New hedge fund managers aspire to accumulate assets rivaling established companies like Bridgewater or J.P. Morgan, but many will likely fall short. Consequently, some asset managers are looking into the exchange traded fund wrapper to gain an edge.
Smaller funds often find it harder to bring in large pension funds and institutions that look for large hedge funds with billions in assets under management and long track records, reports Ashley Lau for Reuters.
As a result, more are beginning to look at ETFs as a way to market their investment strategies, targeting financial advisors and retail investors instead. The ETF structures provides accessibility, allowing any investor to trade the security like a common stock, and requires no minimum investments beyond the price for a single share. [JPMorgan Plans to Enter the ETF Arena, Looks to Active Space]

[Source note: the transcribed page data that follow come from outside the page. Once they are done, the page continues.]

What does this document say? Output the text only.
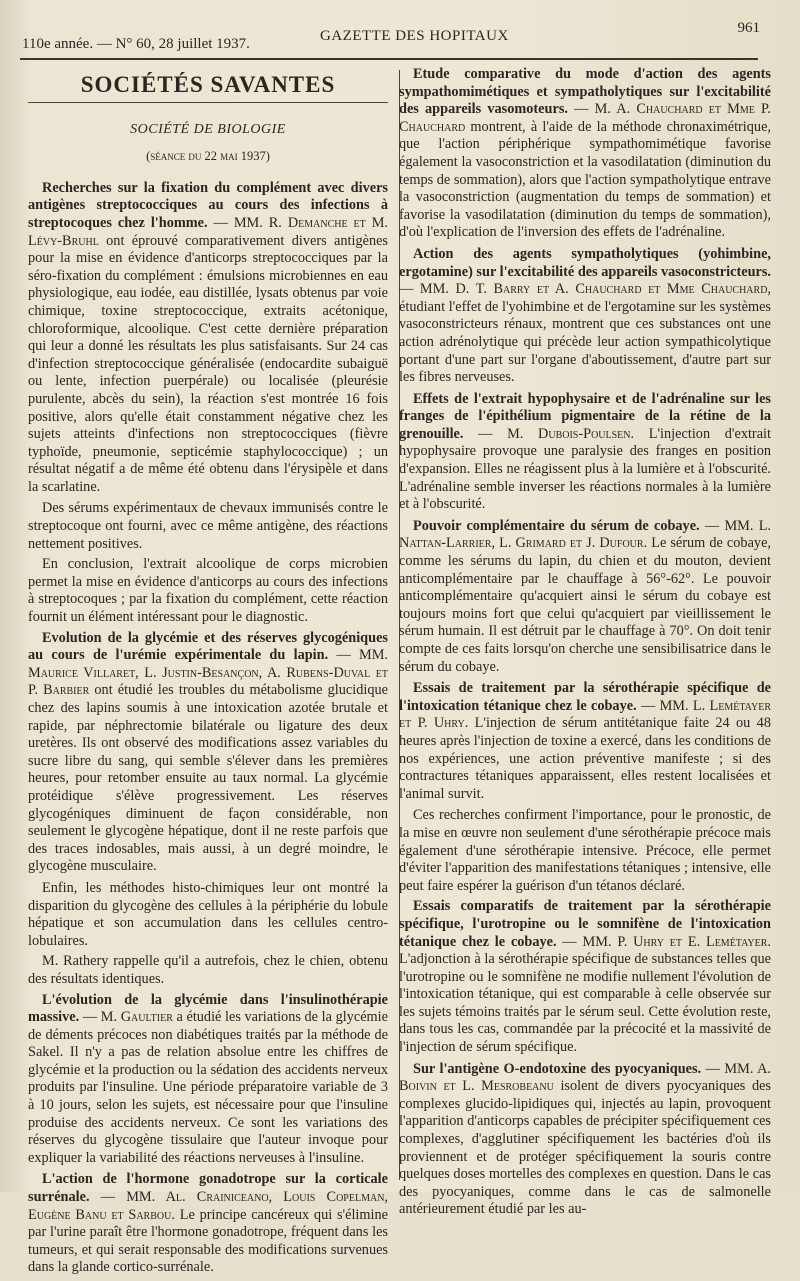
110e année. — N° 60, 28 juillet 1937.	GAZETTE DES HOPITAUX	961
SOCIÉTÉS SAVANTES
SOCIÉTÉ DE BIOLOGIE
(séance du 22 mai 1937)
Recherches sur la fixation du complément avec divers antigènes streptococciques au cours des infections à streptocoques chez l'homme. — MM. R. Demanche et M. Lévy-Bruhl ont éprouvé comparativement divers antigènes pour la mise en évidence d'anticorps streptococciques par la séro-fixation du complément : émulsions microbiennes en eau physiologique, eau iodée, eau distillée, lysats obtenus par voie chimique, toxine streptococcique, extraits acétonique, chloroformique, alcoolique. C'est cette dernière préparation qui leur a donné les résultats les plus satisfaisants. Sur 24 cas d'infection streptococcique généralisée (endocardite subaiguë ou lente, infection puerpérale) ou localisée (pleurésie purulente, abcès du sein), la réaction s'est montrée 16 fois positive, alors qu'elle était constamment négative chez les sujets atteints d'infections non streptococciques (fièvre typhoïde, pneumonie, septicémie staphylococcique) ; un résultat négatif a de même été obtenu dans l'érysipèle et dans la scarlatine.
Des sérums expérimentaux de chevaux immunisés contre le streptocoque ont fourni, avec ce même antigène, des réactions nettement positives.
En conclusion, l'extrait alcoolique de corps microbien permet la mise en évidence d'anticorps au cours des infections à streptocoques ; par la fixation du complément, cette réaction fournit un élément intéressant pour le diagnostic.
Evolution de la glycémie et des réserves glycogéniques au cours de l'urémie expérimentale du lapin. — MM. Maurice Villaret, L. Justin-Besançon, A. Rubens-Duval et P. Barbier ont étudié les troubles du métabolisme glucidique chez des lapins soumis à une intoxication azotée brutale et rapide, par néphrectomie bilatérale ou ligature des deux uretères. Ils ont observé des modifications assez variables du sucre libre du sang, qui semble s'élever dans les premières heures, pour retomber ensuite au taux normal. La glycémie protéidique s'élève progressivement. Les réserves glycogéniques diminuent de façon considérable, non seulement le glycogène hépatique, dont il ne reste parfois que des traces indosables, mais aussi, à un degré moindre, le glycogène musculaire.
Enfin, les méthodes histo-chimiques leur ont montré la disparition du glycogène des cellules à la périphérie du lobule hépatique et son accumulation dans les cellules centro-lobulaires.
M. Rathery rappelle qu'il a autrefois, chez le chien, obtenu des résultats identiques.
L'évolution de la glycémie dans l'insulinothérapie massive. — M. Gaultier a étudié les variations de la glycémie de déments précoces non diabétiques traités par la méthode de Sakel. Il n'y a pas de relation absolue entre les chiffres de glycémie et la production ou la sédation des accidents nerveux produits par l'insuline. Une période préparatoire variable de 3 à 10 jours, selon les sujets, est nécessaire pour que l'insuline produise des accidents nerveux. Ce sont les variations des réserves du glycogène tissulaire que l'auteur invoque pour expliquer la variabilité des réactions nerveuses à l'insuline.
L'action de l'hormone gonadotrope sur la corticale surrénale. — MM. Al. Crainiceano, Louis Copelman, Eugène Banu et Sarbou. Le principe cancéreux qui s'élimine par l'urine paraît être l'hormone gonadotrope, fréquent dans les tumeurs, et qui serait responsable des modifications survenues dans la glande cortico-surrénale.
Etude comparative du mode d'action des agents sympathomimétiques et sympatholytiques sur l'excitabilité des appareils vasomoteurs. — M. A. Chauchard et Mme P. Chauchard montrent, à l'aide de la méthode chronaximétrique, que l'action périphérique sympathomimétique favorise également la vasoconstriction et la vasodilatation (diminution du temps de sommation), alors que l'action sympatholytique entrave la vasoconstriction (augmentation du temps de sommation) et favorise la vasodilatation (diminution du temps de sommation), d'où l'explication de l'inversion des effets de l'adrénaline.
Action des agents sympatholytiques (yohimbine, ergotamine) sur l'excitabilité des appareils vasoconstricteurs. — MM. D. T. Barry et A. Chauchard et Mme Chauchard, étudiant l'effet de l'yohimbine et de l'ergotamine sur les systèmes vasoconstricteurs rénaux, montrent que ces substances ont une action adrénolytique qui précède leur action sympathicolytique portant d'une part sur l'organe d'aboutissement, d'autre part sur les fibres nerveuses.
Effets de l'extrait hypophysaire et de l'adrénaline sur les franges de l'épithélium pigmentaire de la rétine de la grenouille. — M. Dubois-Poulsen. L'injection d'extrait hypophysaire provoque une paralysie des franges en position d'expansion. Elles ne réagissent plus à la lumière et à l'obscurité. L'adrénaline semble inverser les réactions normales à la lumière et à l'obscurité.
Pouvoir complémentaire du sérum de cobaye. — MM. L. Nattan-Larrier, L. Grimard et J. Dufour. Le sérum de cobaye, comme les sérums du lapin, du chien et du mouton, devient anticomplémentaire par le chauffage à 56°-62°. Le pouvoir anticomplémentaire qu'acquiert ainsi le sérum du cobaye est toujours moins fort que celui qu'acquiert par vieillissement le sérum humain. Il est détruit par le chauffage à 70°. On doit tenir compte de ces faits lorsqu'on cherche une sensibilisatrice dans le sérum du cobaye.
Essais de traitement par la sérothérapie spécifique de l'intoxication tétanique chez le cobaye. — MM. L. Lemétayer et P. Uhry. L'injection de sérum antitétanique faite 24 ou 48 heures après l'injection de toxine a exercé, dans les conditions de nos expériences, une action préventive manifeste ; si des contractures tétaniques apparaissent, elles restent localisées et l'animal survit.
Ces recherches confirment l'importance, pour le pronostic, de la mise en œuvre non seulement d'une sérothérapie précoce mais également d'une sérothérapie intensive. Précoce, elle permet d'éviter l'apparition des manifestations tétaniques ; intensive, elle peut faire espérer la guérison d'un tétanos déclaré.
Essais comparatifs de traitement par la sérothérapie spécifique, l'urotropine ou le somnifène de l'intoxication tétanique chez le cobaye. — MM. P. Uhry et E. Lemétayer. L'adjonction à la sérothérapie spécifique de substances telles que l'urotropine ou le somnifène ne modifie nullement l'évolution de l'intoxication tétanique, qui est comparable à celle observée sur les sujets témoins traités par le sérum seul. Cette évolution reste, dans tous les cas, commandée par la précocité et la massivité de l'injection de sérum spécifique.
Sur l'antigène O-endotoxine des pyocyaniques. — MM. A. Boivin et L. Mesrobeanu isolent de divers pyocyaniques des complexes glucido-lipidiques qui, injectés au lapin, provoquent l'apparition d'anticorps capables de précipiter spécifiquement ces complexes, d'agglutiner spécifiquement les bactéries d'où ils proviennent et de protéger spécifiquement la souris contre quelques doses mortelles des complexes en question. Dans le cas des pyocyaniques, comme dans le cas de salmonelle antérieurement étudié par les au-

“It’s a matter of access,” said Mebane Faber, chief investment officer at California-based Cambria Investments.
Faber has converted a former hedge fund strategy into the AdvisorShares Cambria Global Tactical ETF (NYSEArca; GTAA), which now holds $40.9 million in assets under management. He also hinted at possibly converting his other two private funds into ETFs.
Managers, though, will have to be comfortable with the lower fees associated with ETFs. According to XTF data, the average U.S.-listed actively managed ETF comes with an expense ratio of 0.84%. In comparison, hedge funds typically come with an annual management fee of 2% and a performance fee for 20% of profits.